2015. augusztus 7., péntek

Could someone fall in love with me?

Ugh, to be honest i don't know what I'm doing here, but I guess it was necessary.My name is Andres, I'm 16 and just a few months ago I began to came out as gay to some of my friends, first I came out to the ones that I met through internet, then I began with the gay ones, the gayfriendly ones and when I felt brave enough... I came out to my mom, it was a big shock for her and she cried like crazy when I told her, making me feel even more disgusted and sad about myself. Since that, my self esteem is really really low.I'm biracial, so, my dad is black and my mom is white and I was born with a mixture of both skin tones. As I said, since I told my mom, she made me feel uncomfortable about myself and I decided to don't tell anyone else about my sexuality, to stop my coming out process. These past weeks I have decided that I want to live a happy life, the life I deserve basically, but thinking bout my future and my expectations in life I just can't stop wondering... Could someone fall in love with me? I guess that I really don't feel attractive and the fact of my skin tone makes me feel like I don't worth it. Is not that I hate my skin tone, I love it!

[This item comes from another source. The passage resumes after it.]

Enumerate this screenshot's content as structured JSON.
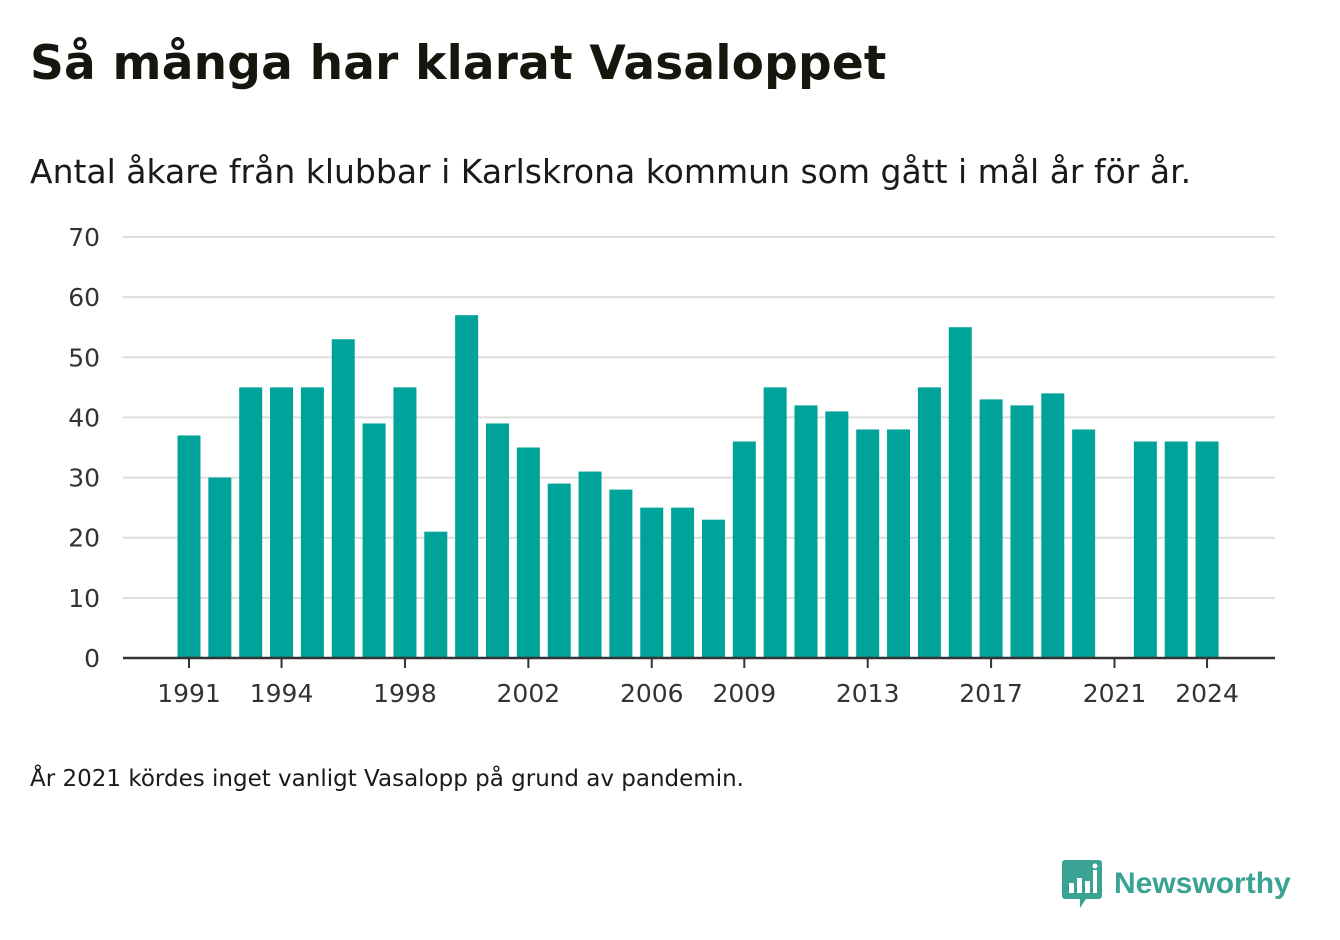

But what I hate is the fact that just because of that maybe I will not be treated as everyone.For the majority of the black ppl is easy to love themselves bc maybe they were raised with black families and that stuff. But for me was a lil bit different, having in mind that all my family is white, with blue or green eyes, and then there is me, the one that is different to all the rest. I've dated girls before, and that increased my self esteem, but since I realized my true sexuality I just don't know if it works the same. If a guy could fall in love with you bc of your personality in a community where everything is painted in a different way.I guess I just need an advice, bc I don't know if i can resist all of this. If someone wants to talk or something contact me. And also if there's a teenager who is suffering o have suffered the same problems with his sexuality, I would love to talk, I don't have too much gay friends to relate so... Is always helpful to meet ppl like you.